Now, some people say that real intelligence will be achieved by putting in that fixed set of questions to ask this single easy-to-state-in-English question: “‍what other questions should I ask?‍” But I have never seen even a tenuous beginning of an outline of a way to pose that question to a computer. The closest we have ever come is “‍randomly generate a new program and see if it is ‘‍better‍’‍”—that is, mimic macro evolution—but that model has two huge flaws. First, like macro evolution itself, the set of possible changes is so huge and the set of useful changes so tiny that we’ve never witnessed a non-trivial survival-enhancing mutation without human intervention. Second, unlike biology where we can assert natural selection to determine which mutant is “‍better‍”, in a computer “‍better‍” has to be the result of a programmatic fitness function.

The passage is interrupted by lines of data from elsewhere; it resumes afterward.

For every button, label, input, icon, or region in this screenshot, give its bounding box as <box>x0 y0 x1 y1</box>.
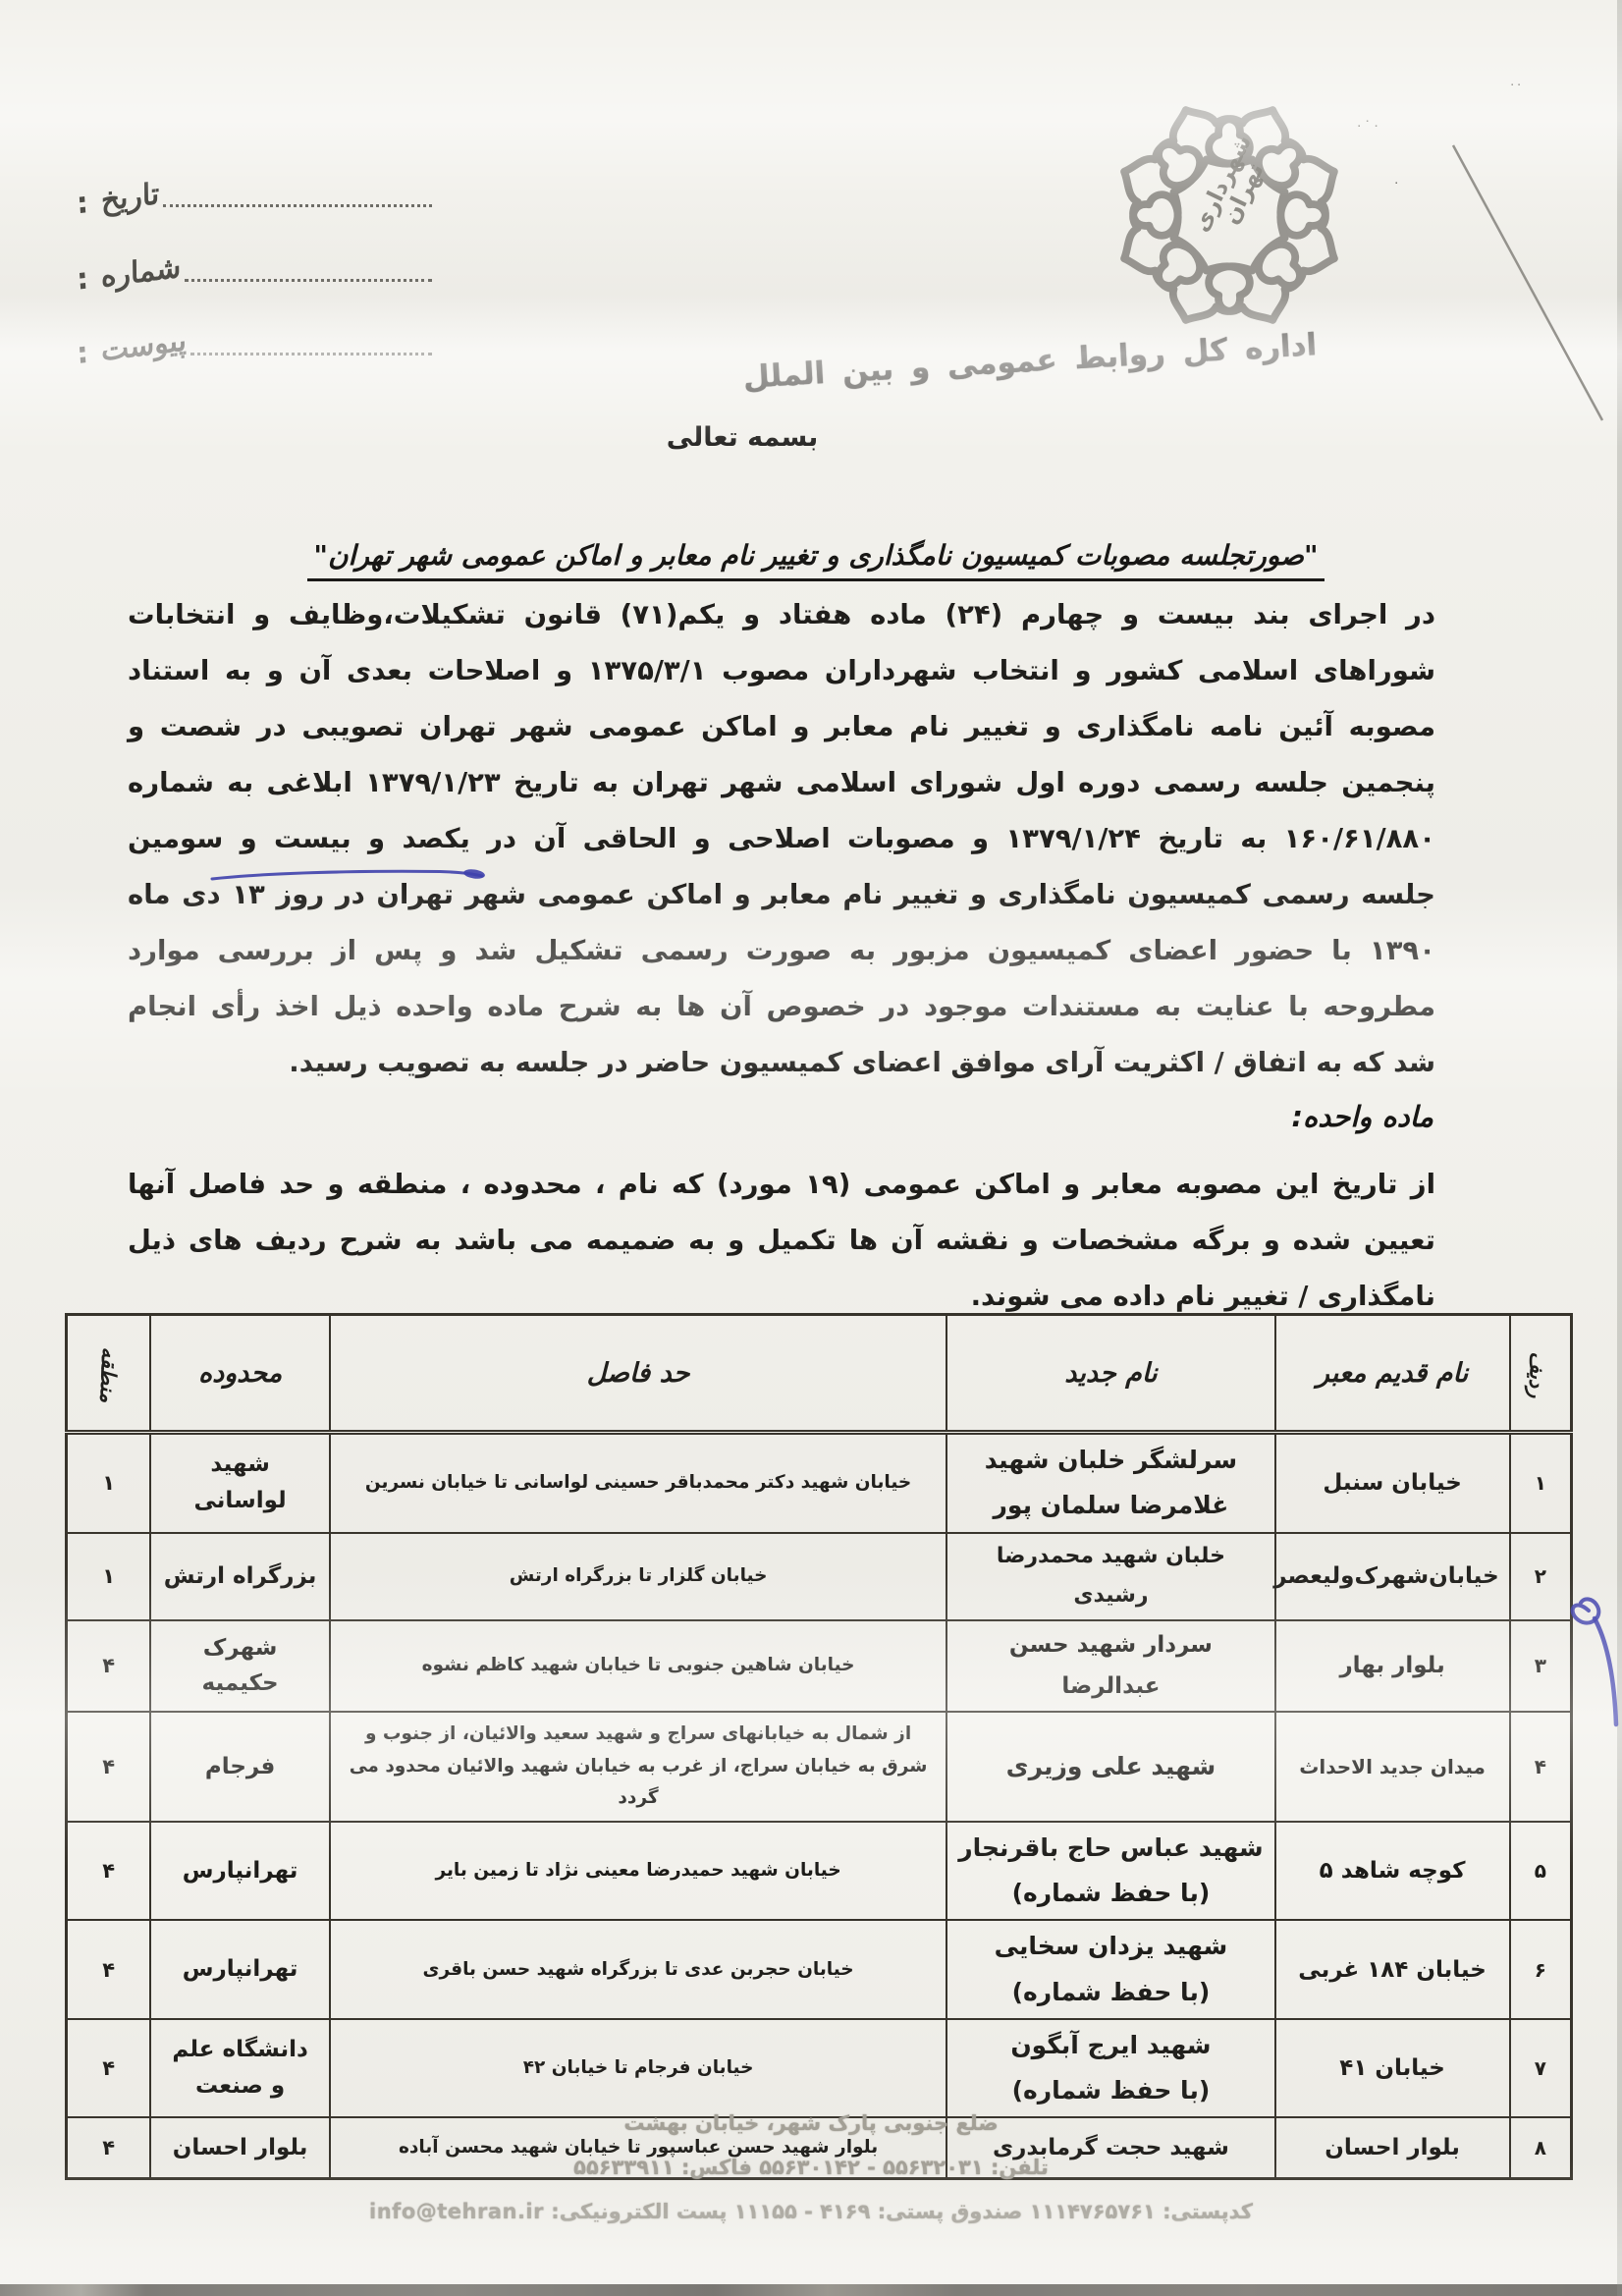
scan-scratch-line <box>1441 136 1614 430</box>
cell-zone: ۴ <box>67 2019 151 2118</box>
attachment-dotted-line <box>190 353 432 355</box>
scan-bottom-edge <box>0 2284 1622 2296</box>
cell-district: تهرانپارس <box>150 1822 329 1921</box>
single-article-heading: ماده واحده: <box>1291 1100 1433 1133</box>
scan-speck: ᐧ˙ᐧ <box>1357 118 1380 136</box>
table-row: ۵ کوچه شاهد ۵ شهید عباس حاج باقرنجار (با… <box>67 1822 1572 1921</box>
cell-zone: ۴ <box>67 1620 151 1712</box>
header-district: محدوده <box>150 1315 329 1433</box>
cell-old-name: بلوار بهار <box>1275 1620 1510 1712</box>
header-old-name: نام قدیم معبر <box>1275 1315 1510 1433</box>
table-header-row: ردیف نام قدیم معبر نام جدید حد فاصل محدو… <box>67 1315 1572 1433</box>
cell-new-name: شهید یزدان سخایی (با حفظ شماره) <box>946 1920 1274 2019</box>
scanned-letter-page: تاریخ : شماره : پیوست : شهرداری <box>0 0 1622 2296</box>
paragraph-line: تعیین شده و برگه مشخصات و نقشه آن ها تکم… <box>128 1213 1435 1269</box>
table-row: ۴ میدان جدید الاحداث شهید علی وزیری از ش… <box>67 1712 1572 1822</box>
cell-zone: ۱ <box>67 1533 151 1620</box>
table-row: ۱ خیابان سنبل سرلشگر خلبان شهید غلامرضا … <box>67 1433 1572 1533</box>
header-new-name: نام جدید <box>946 1315 1274 1433</box>
paragraph-line: مصوبه آئین نامه نامگذاری و تغییر نام معا… <box>128 699 1435 755</box>
paragraph-line: پنجمین جلسه رسمی دوره اول شورای اسلامی ش… <box>128 755 1435 811</box>
body-paragraph-2: از تاریخ این مصوبه معابر و اماکن عمومی (… <box>128 1157 1435 1325</box>
cell-boundary: خیابان شهید دکتر محمدباقر حسینی لواسانی … <box>330 1433 947 1533</box>
date-label: تاریخ : <box>73 177 168 221</box>
document-title: "صورتجلسه مصوبات کمیسیون نامگذاری و تغیی… <box>163 539 1469 572</box>
naming-table: ردیف نام قدیم معبر نام جدید حد فاصل محدو… <box>65 1313 1573 2180</box>
footer-postal: کدپستی: ۱۱۱۴۷۶۵۷۶۱ صندوق پستی: ۴۱۶۹ - ۱۱… <box>324 2200 1298 2223</box>
scan-right-edge <box>1617 0 1622 2296</box>
cell-new-name: سردار شهید حسن عبدالرضا <box>946 1620 1274 1712</box>
cell-new-name: شهید ایرج آبگون (با حفظ شماره) <box>946 2019 1274 2118</box>
body-paragraph-1: در اجرای بند بیست و چهارم (۲۴) ماده هفتا… <box>128 587 1435 1091</box>
paragraph-line: از تاریخ این مصوبه معابر و اماکن عمومی (… <box>128 1157 1435 1213</box>
cell-old-name: خیابان ۱۸۴ غربی <box>1275 1920 1510 2019</box>
cell-row-number: ۸ <box>1510 2117 1572 2178</box>
paragraph-line: شد که به اتفاق / اکثریت آرای موافق اعضای… <box>128 1035 1435 1091</box>
pen-check-mark <box>1559 1579 1622 1736</box>
cell-district: دانشگاه علم و صنعت <box>150 2019 329 2118</box>
cell-boundary: خیابان شاهین جنوبی تا خیابان شهید کاظم ن… <box>330 1620 947 1712</box>
cell-zone: ۴ <box>67 2117 151 2178</box>
besmeleh-heading: بسمه تعالی <box>546 422 939 453</box>
date-field: تاریخ : <box>77 163 442 216</box>
cell-boundary: خیابان شهید حمیدرضا معینی نژاد تا زمین ب… <box>330 1822 947 1921</box>
cell-district: شهرک حکیمیه <box>150 1620 329 1712</box>
header-row-number: ردیف <box>1510 1315 1572 1433</box>
header-boundary: حد فاصل <box>330 1315 947 1433</box>
cell-old-name: خیابان‌شهرک‌ولیعصر <box>1275 1533 1510 1620</box>
cell-old-name: کوچه شاهد ۵ <box>1275 1822 1510 1921</box>
document-title-text: "صورتجلسه مصوبات کمیسیون نامگذاری و تغیی… <box>307 539 1324 581</box>
cell-old-name: میدان جدید الاحداث <box>1275 1712 1510 1822</box>
table-row: ۶ خیابان ۱۸۴ غربی شهید یزدان سخایی (با ح… <box>67 1920 1572 2019</box>
date-dotted-line <box>163 204 432 207</box>
cell-row-number: ۱ <box>1510 1433 1572 1533</box>
cell-new-name: خلبان شهید محمدرضا رشیدی <box>946 1533 1274 1620</box>
cell-old-name: بلوار احسان <box>1275 2117 1510 2178</box>
cell-old-name: خیابان سنبل <box>1275 1433 1510 1533</box>
cell-zone: ۴ <box>67 1712 151 1822</box>
number-dotted-line <box>185 279 432 282</box>
cell-row-number: ۶ <box>1510 1920 1572 2019</box>
cell-zone: ۱ <box>67 1433 151 1533</box>
cell-boundary: خیابان گلزار تا بزرگراه ارتش <box>330 1533 947 1620</box>
cell-boundary: خیابان حجربن عدی تا بزرگراه شهید حسن باق… <box>330 1920 947 2019</box>
table-row: ۲ خیابان‌شهرک‌ولیعصر خلبان شهید محمدرضا … <box>67 1533 1572 1620</box>
paragraph-line: مطروحه با عنایت به مستندات موجود در خصوص… <box>128 979 1435 1035</box>
scan-speck: ᐧ <box>1394 175 1401 192</box>
cell-old-name: خیابان ۴۱ <box>1275 2019 1510 2118</box>
cell-district: شهید لواسانی <box>150 1433 329 1533</box>
cell-new-name: شهید عباس حاج باقرنجار (با حفظ شماره) <box>946 1822 1274 1921</box>
paragraph-line: ۱۶۰/۶۱/۸۸۰ به تاریخ ۱۳۷۹/۱/۲۴ و مصوبات ا… <box>128 811 1435 867</box>
attachment-label: پیوست : <box>73 323 194 370</box>
footer-address: ضلع جنوبی پارک شهر، خیابان بهشت <box>324 2111 1298 2135</box>
scan-speck: ᐧᐧ <box>1510 77 1524 94</box>
attachment-field: پیوست : <box>77 311 442 364</box>
pen-underline-mark <box>206 862 501 890</box>
department-line: اداره کل روابط عمومی و بین الملل <box>605 319 1456 404</box>
cell-district: بزرگراه ارتش <box>150 1533 329 1620</box>
paragraph-line: در اجرای بند بیست و چهارم (۲۴) ماده هفتا… <box>128 587 1435 643</box>
table-row: ۷ خیابان ۴۱ شهید ایرج آبگون (با حفظ شمار… <box>67 2019 1572 2118</box>
footer-phone: تلفن: ۵۵۶۳۲۰۳۱ - ۵۵۶۳۰۱۴۲ فاکس: ۵۵۶۳۳۹۱۱ <box>324 2156 1298 2179</box>
cell-boundary: خیابان فرجام تا خیابان ۴۲ <box>330 2019 947 2118</box>
cell-zone: ۴ <box>67 1920 151 2019</box>
cell-district: تهرانپارس <box>150 1920 329 2019</box>
paragraph-line: شوراهای اسلامی کشور و انتخاب شهرداران مص… <box>128 643 1435 699</box>
cell-row-number: ۵ <box>1510 1822 1572 1921</box>
cell-zone: ۴ <box>67 1822 151 1921</box>
table-row: ۳ بلوار بهار سردار شهید حسن عبدالرضا خیا… <box>67 1620 1572 1712</box>
cell-district: بلوار احسان <box>150 2117 329 2178</box>
cell-row-number: ۷ <box>1510 2019 1572 2118</box>
number-label: شماره : <box>73 250 189 298</box>
header-zone: منطقه <box>67 1315 151 1433</box>
cell-boundary: از شمال به خیابانهای سراج و شهید سعید وا… <box>330 1712 947 1822</box>
paragraph-line: ۱۳۹۰ با حضور اعضای کمیسیون مزبور به صورت… <box>128 923 1435 979</box>
number-field: شماره : <box>77 238 442 291</box>
cell-new-name: شهید علی وزیری <box>946 1712 1274 1822</box>
cell-district: فرجام <box>150 1712 329 1822</box>
cell-new-name: سرلشگر خلبان شهید غلامرضا سلمان پور <box>946 1433 1274 1533</box>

Those turn out to be quite hard to write and very limiting on the form of the resulting programs.

That said, I do trust computers a lot. They take the error that is inevitably connected to creativity¹¹mostly to creativity’s flip-side, boredom out of the equation. I trust them to do exactly what we tell them to do. Except, when what we told them to do was “‍learn whatever it is this data suggests‍” and they say “‍OK‍” and you say “‍great, what did you learn?‍” and they say “‍whatever it is that that data suggested‍”… I’m not sure what I trust them to do?

Do I trust big-data-trained programs? They make usually-good decisions (which they can’t explain) based on lots of experience and no instruction, limited by the (usually undisclosed) structure imposed by the programmer. What’s not to trust?